This summer Christina and I went to see as many music shows as we could. By the end of the summer, the last show, we were exhausted and kind of ready for it all to be over. I had in my mind the whole time that this was the curtain call celebration. The final hoorah before necessity items became way too expensive and therefore limiting the amount of expendable income we had for things like concerts.
I knew about Peak Oil and I recently started my own construction business... which, due to the downturn in the housing market, has been struggling since it was created. I felt like the end was getting near and I wanted to have a really good summer to look back on. The final glory days. I had no idea the entire global economic system would come crashing down a few weeks after the final show. But it seems to be.

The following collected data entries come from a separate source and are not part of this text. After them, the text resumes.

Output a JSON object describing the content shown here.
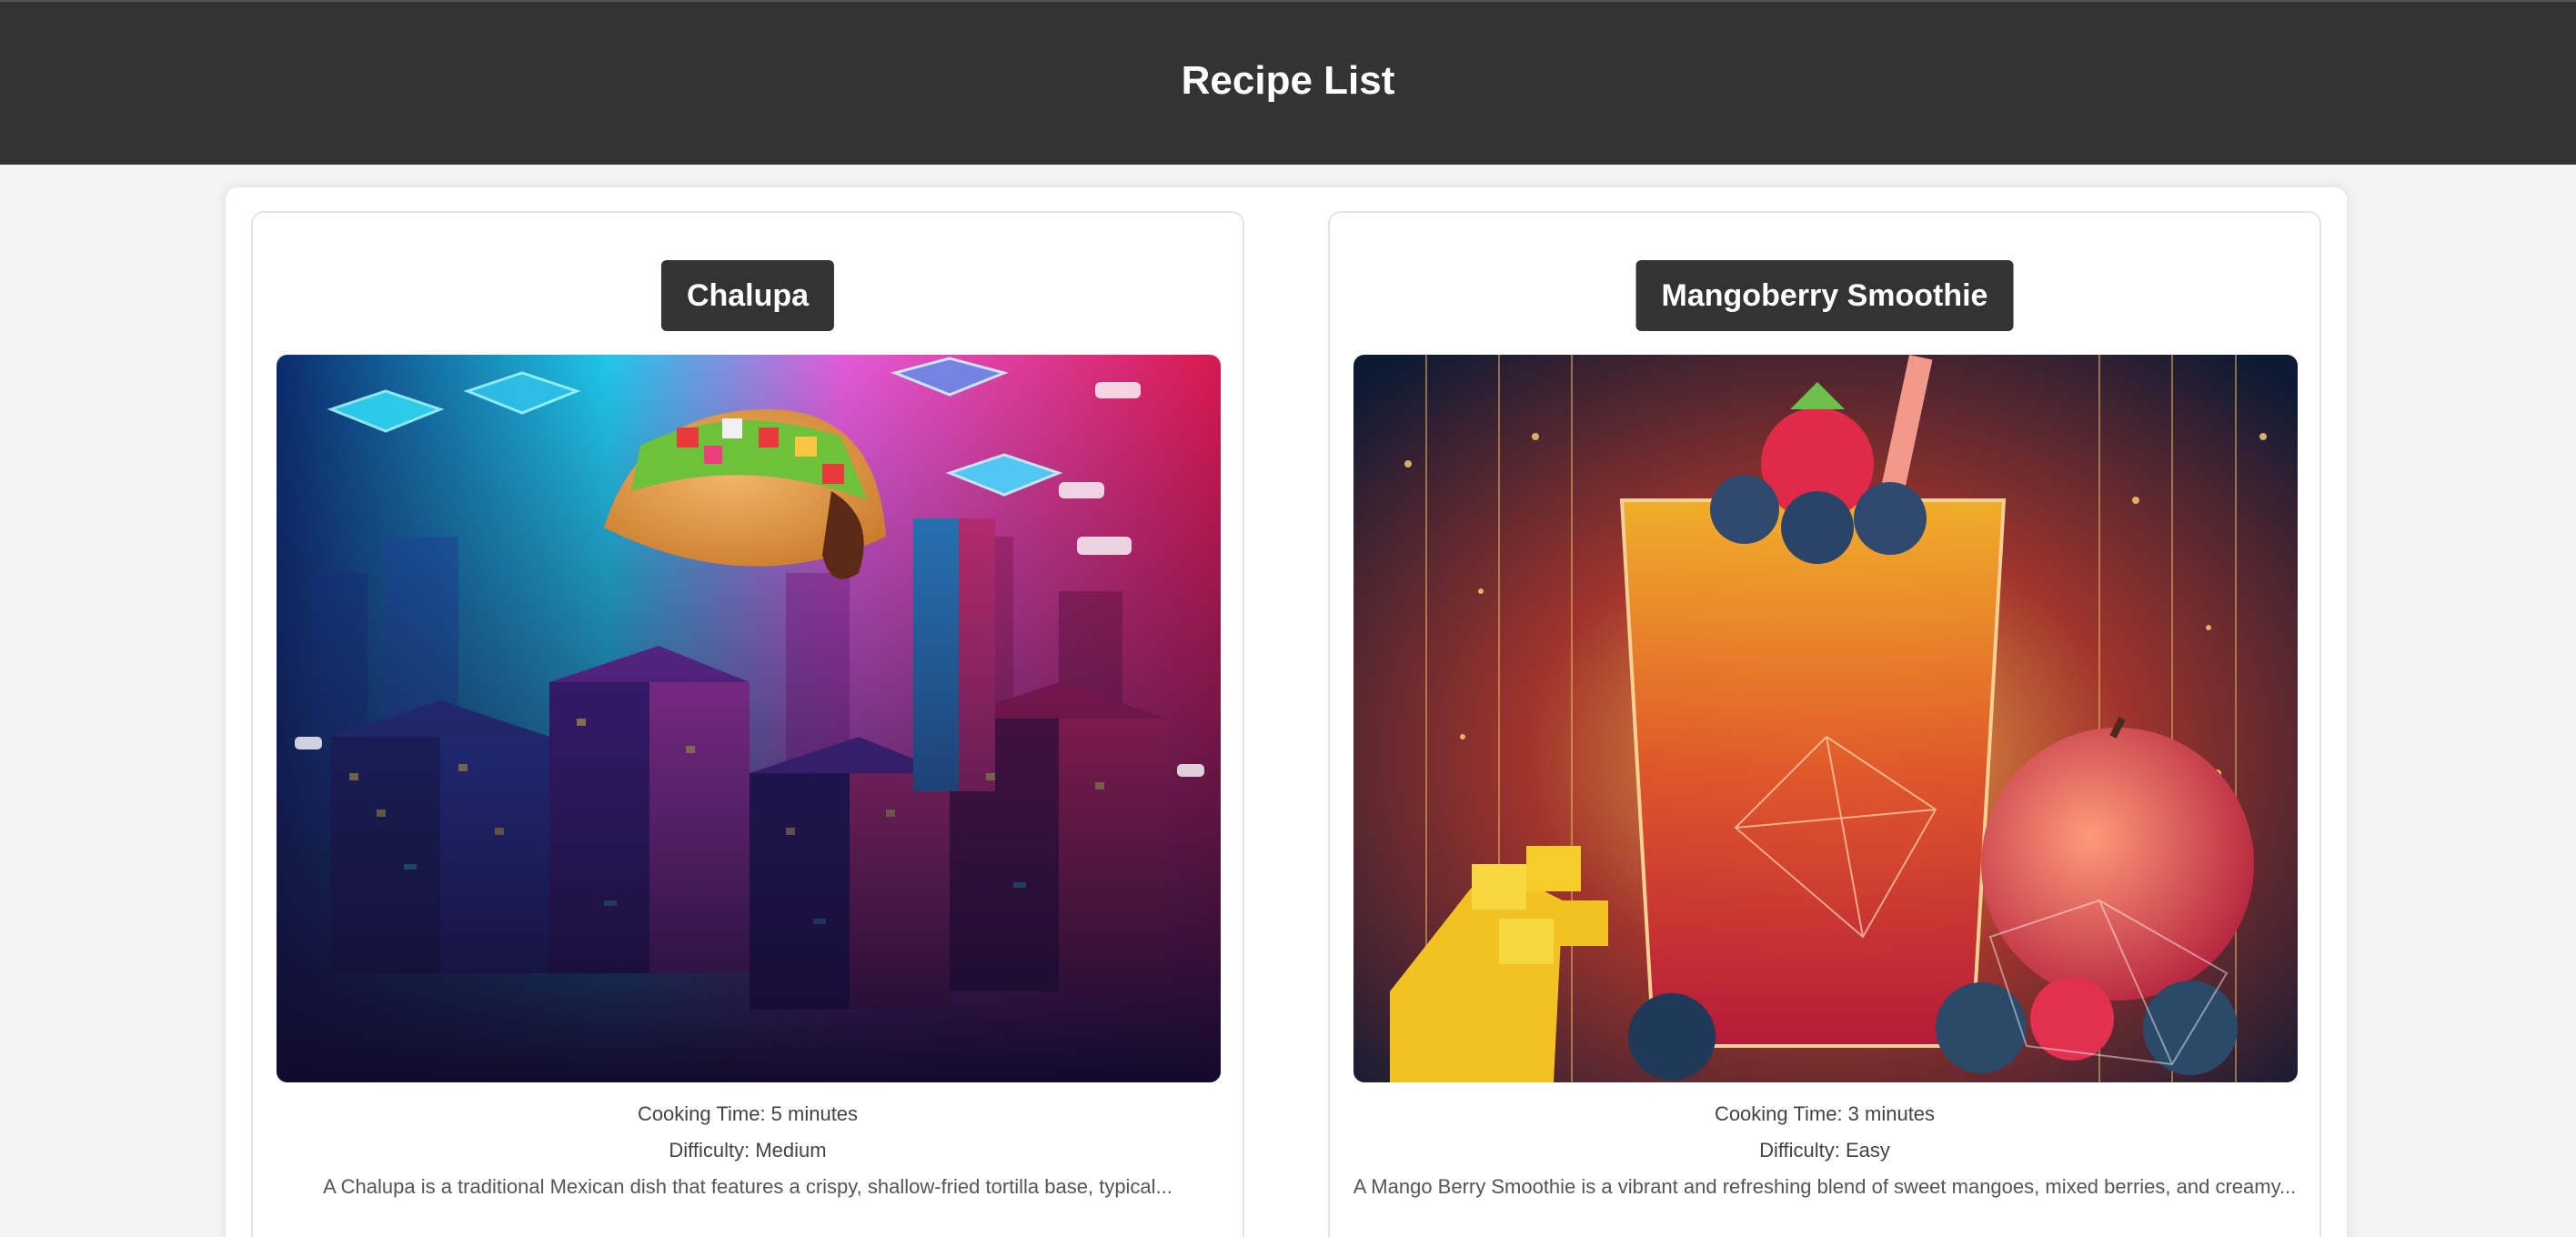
{
  "page": {
    "title": "Recipe List"
  },
  "recipes": [
    {
      "name": "Chalupa",
      "cooking_time": "Cooking Time: 5 minutes",
      "difficulty": "Difficulty: Medium",
      "description": "A Chalupa is a traditional Mexican dish that features a crispy, shallow-fried tortilla base, typical..."
    },
    {
      "name": "Mangoberry Smoothie",
      "cooking_time": "Cooking Time: 3 minutes",
      "difficulty": "Difficulty: Easy",
      "description": "A Mango Berry Smoothie is a vibrant and refreshing blend of sweet mangoes, mixed berries, and creamy..."
    }
  ],
  "colors": {
    "header_bg": "#333333",
    "page_bg": "#f4f4f4",
    "badge_bg": "#333333",
    "text": "#444444"
  }
}
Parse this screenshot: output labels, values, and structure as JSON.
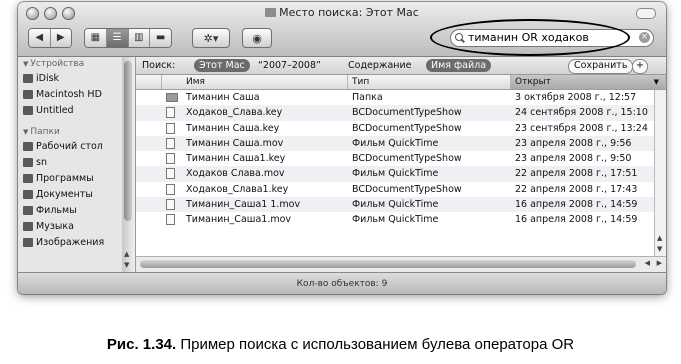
{
  "window": {
    "title": "Место поиска: Этот Mac"
  },
  "toolbar": {
    "nav_back": "◀",
    "nav_forward": "▶",
    "view_modes": [
      "▦",
      "☰",
      "▥",
      "▬"
    ],
    "action_label": "✲▾",
    "quicklook_label": "◉"
  },
  "search": {
    "value": "тиманин OR ходаков",
    "clear": "×"
  },
  "scopebar": {
    "search_label": "Поиск:",
    "scope_active": "Этот Mac",
    "scope_other": "“2007–2008”",
    "content_label": "Содержание",
    "filename_label": "Имя файла",
    "save_label": "Сохранить",
    "add_label": "+"
  },
  "sidebar": {
    "sections": [
      {
        "header": "Устройства",
        "items": [
          {
            "label": "iDisk"
          },
          {
            "label": "Macintosh HD"
          },
          {
            "label": "Untitled"
          }
        ]
      },
      {
        "header": "Папки",
        "items": [
          {
            "label": "Рабочий стол"
          },
          {
            "label": "sn"
          },
          {
            "label": "Программы"
          },
          {
            "label": "Документы"
          },
          {
            "label": "Фильмы"
          },
          {
            "label": "Музыка"
          },
          {
            "label": "Изображения"
          }
        ]
      }
    ]
  },
  "columns": {
    "name": "Имя",
    "kind": "Тип",
    "opened": "Открыт"
  },
  "files": [
    {
      "name": "Тиманин Саша",
      "kind": "Папка",
      "opened": "3 октября 2008 г., 12:57",
      "icon": "folder"
    },
    {
      "name": "Ходаков_Слава.key",
      "kind": "BCDocumentTypeShow",
      "opened": "24 сентября 2008 г., 15:10",
      "icon": "document"
    },
    {
      "name": "Тиманин Саша.key",
      "kind": "BCDocumentTypeShow",
      "opened": "23 сентября 2008 г., 13:24",
      "icon": "document"
    },
    {
      "name": "Тиманин Саша.mov",
      "kind": "Фильм QuickTime",
      "opened": "23 апреля 2008 г., 9:56",
      "icon": "movie"
    },
    {
      "name": "Тиманин Саша1.key",
      "kind": "BCDocumentTypeShow",
      "opened": "23 апреля 2008 г., 9:50",
      "icon": "document"
    },
    {
      "name": "Ходаков Слава.mov",
      "kind": "Фильм QuickTime",
      "opened": "22 апреля 2008 г., 17:51",
      "icon": "movie"
    },
    {
      "name": "Ходаков_Слава1.key",
      "kind": "BCDocumentTypeShow",
      "opened": "22 апреля 2008 г., 17:43",
      "icon": "document"
    },
    {
      "name": "Тиманин_Саша1 1.mov",
      "kind": "Фильм QuickTime",
      "opened": "16 апреля 2008 г., 14:59",
      "icon": "movie"
    },
    {
      "name": "Тиманин_Саша1.mov",
      "kind": "Фильм QuickTime",
      "opened": "16 апреля 2008 г., 14:59",
      "icon": "movie"
    }
  ],
  "status": {
    "text": "Кол-во объектов: 9"
  },
  "caption": {
    "label": "Рис. 1.34.",
    "text": " Пример поиска с использованием булева оператора OR"
  },
  "colors": {
    "scope_pill": "#6b6b6b",
    "sorted_header": "#a9a9a9",
    "annotation_ellipse": "#000000"
  }
}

I’ve been making a list all summer of things (mostly luxury items) that I will really miss when it becomes too expensive to do, import and/or manufacture these things. We spent a year at a retreat center in California and our little house had no water heater for six months, we had an outhouse (but had toilet paper, thank god!), no central heating only a wood stove and our power came solely from solar. It was mostly a nice way to live, but man did I grow to appreciate certain things.
At any rate, whether you “believe”* in peak oil, or global climate change or the possible collapse of financial markets it’s good to think about the “what if’s” every now and then and do a little reflection on them. This is mine.
10. travel (beyond a very limited range)
9. movies
8. cheap clothing
7. central heating
6. toilet paper
5. shoes
4. recorded music
3. chocolate
2. coffee
1. instant hot water
* I use quotes on ‘believe’ because these are scientifically provable things. Oil is a non-renewable resource, to say it will last forever is completely asinine. Global climate change is agreed upon by every independent scientist and not up for debate as if it were a religion or a philosophy. Financial markets rise and fall constantly, failure is only a matter of degree and to say our economy can’t or won’t fail is also not looking at facts. It has before, it will is again.